The alarm bells went off for Javier in June, when he walked five batters and gave up four runs in 2 1/3 innings in a win over the Mets. He gave up 14 runs and 17 hits in 8 1/3 innings in his next two starts -- both wins because the Astros were scoring a ton of runs -- and that was enough to send Miller and the staff to the drawing board.
"It's like, OK, he's not really getting the strikeout totals we'd expect with him, not really getting the swings and misses we'd expect with him," Miller said. "The velocity is OK, in a decent range. You look at year over year changes, there's some subtle things he's doing differently with his delivery that mattered and just trying to line up his lower-half mechanics a little better. He's been able to do that for the last couple of months but not put together the total. We're expecting him to put the total package here going forward."
There was another issue to consider, too: workload.
Javier threw a career-high 161 1/3 innings last year, including the playoffs, and then got ramped up early in the spring to represent the Dominican Republic in the World Baseball Classic. The Astros signed him to five-year, $64 million contract extension at the start of spring camp that will take him through the 2027 season. Houston had locked up a potential future ace.
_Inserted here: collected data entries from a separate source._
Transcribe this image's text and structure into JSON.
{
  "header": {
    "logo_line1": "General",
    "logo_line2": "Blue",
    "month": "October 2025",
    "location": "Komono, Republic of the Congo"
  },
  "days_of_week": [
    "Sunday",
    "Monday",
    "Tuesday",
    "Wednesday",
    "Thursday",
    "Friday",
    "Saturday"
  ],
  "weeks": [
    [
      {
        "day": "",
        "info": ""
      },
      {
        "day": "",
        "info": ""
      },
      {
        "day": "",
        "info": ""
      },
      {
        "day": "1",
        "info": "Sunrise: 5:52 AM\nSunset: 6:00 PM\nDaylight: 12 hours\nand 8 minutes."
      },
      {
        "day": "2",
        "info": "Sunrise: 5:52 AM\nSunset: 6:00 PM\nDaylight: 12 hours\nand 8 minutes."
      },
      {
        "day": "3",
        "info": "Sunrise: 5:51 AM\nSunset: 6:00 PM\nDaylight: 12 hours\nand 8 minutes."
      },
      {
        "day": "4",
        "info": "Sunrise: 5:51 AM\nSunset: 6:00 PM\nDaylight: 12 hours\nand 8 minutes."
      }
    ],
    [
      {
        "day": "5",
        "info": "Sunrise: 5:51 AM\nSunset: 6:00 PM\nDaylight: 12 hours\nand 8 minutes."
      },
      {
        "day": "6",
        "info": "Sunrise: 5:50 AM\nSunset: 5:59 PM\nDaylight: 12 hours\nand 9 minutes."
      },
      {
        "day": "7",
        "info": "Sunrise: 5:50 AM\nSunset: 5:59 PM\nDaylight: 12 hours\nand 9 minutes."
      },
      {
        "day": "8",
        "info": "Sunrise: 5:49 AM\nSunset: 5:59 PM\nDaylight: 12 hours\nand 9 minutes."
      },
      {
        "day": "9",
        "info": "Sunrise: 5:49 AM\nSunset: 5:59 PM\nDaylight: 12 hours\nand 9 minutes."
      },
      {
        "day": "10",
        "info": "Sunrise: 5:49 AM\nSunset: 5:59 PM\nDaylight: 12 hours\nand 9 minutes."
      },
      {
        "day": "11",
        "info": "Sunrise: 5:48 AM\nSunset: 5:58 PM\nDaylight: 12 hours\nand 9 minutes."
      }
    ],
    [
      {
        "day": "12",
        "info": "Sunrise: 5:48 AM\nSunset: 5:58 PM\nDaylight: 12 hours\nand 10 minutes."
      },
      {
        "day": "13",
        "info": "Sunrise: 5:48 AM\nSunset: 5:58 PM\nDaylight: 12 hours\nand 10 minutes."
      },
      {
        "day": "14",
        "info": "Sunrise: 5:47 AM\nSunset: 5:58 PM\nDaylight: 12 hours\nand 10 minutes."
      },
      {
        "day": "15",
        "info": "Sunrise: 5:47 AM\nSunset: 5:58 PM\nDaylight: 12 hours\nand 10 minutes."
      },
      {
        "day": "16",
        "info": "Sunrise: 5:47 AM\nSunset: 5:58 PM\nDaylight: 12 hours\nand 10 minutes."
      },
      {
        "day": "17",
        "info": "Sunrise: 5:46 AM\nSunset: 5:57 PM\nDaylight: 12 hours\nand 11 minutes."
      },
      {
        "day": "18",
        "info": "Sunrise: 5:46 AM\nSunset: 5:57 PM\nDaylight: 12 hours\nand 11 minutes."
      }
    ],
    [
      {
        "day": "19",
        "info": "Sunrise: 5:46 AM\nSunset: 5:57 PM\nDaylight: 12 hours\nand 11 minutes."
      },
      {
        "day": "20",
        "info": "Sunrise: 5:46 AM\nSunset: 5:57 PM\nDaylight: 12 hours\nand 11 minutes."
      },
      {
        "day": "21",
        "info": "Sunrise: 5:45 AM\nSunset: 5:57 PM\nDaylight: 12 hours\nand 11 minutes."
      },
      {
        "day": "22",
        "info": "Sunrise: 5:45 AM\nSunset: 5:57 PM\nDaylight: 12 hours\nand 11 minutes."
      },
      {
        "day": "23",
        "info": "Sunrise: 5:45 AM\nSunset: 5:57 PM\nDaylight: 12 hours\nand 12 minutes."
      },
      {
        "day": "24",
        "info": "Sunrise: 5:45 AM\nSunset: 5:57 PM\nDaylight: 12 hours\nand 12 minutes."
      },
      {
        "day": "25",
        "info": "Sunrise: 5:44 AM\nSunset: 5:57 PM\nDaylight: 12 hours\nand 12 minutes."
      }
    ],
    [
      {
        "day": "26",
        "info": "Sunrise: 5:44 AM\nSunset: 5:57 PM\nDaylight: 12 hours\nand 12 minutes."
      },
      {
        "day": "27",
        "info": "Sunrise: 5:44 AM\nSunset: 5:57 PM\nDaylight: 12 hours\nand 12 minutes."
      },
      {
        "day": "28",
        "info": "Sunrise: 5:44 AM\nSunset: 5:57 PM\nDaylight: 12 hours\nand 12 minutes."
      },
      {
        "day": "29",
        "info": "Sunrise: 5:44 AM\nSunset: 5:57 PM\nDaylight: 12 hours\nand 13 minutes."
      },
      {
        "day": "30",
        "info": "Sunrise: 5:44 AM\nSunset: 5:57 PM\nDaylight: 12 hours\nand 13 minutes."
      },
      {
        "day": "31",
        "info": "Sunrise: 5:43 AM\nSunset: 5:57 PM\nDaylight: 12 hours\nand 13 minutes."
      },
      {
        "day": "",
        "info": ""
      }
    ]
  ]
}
But now he wasn't pitching like one. He had a 7.27 ERA and a 1.63 WHIP in 13 starts from June 21-Sept. 9. Opponents had an OPS of .881 and he'd allowed 14 homers in that span.
"You're scratching your head," Miller said. "He's saying subjectively he feels good, he feels strong, he feels like he's on time -- all these things. It's a little frustrating for both him and us. You start thinking of what's going on and then you go back to the workload from last year, pitching into November last year, the early crank up with the WBC this year, the contract.
"You start wondering, what could be going on differently, maybe not even physically but mentally that's causing the differences? Nothing really stuck out, so we put our nose to the grindstone and kept working and hopefully we found something, and it clicks and finishing strong was big for him."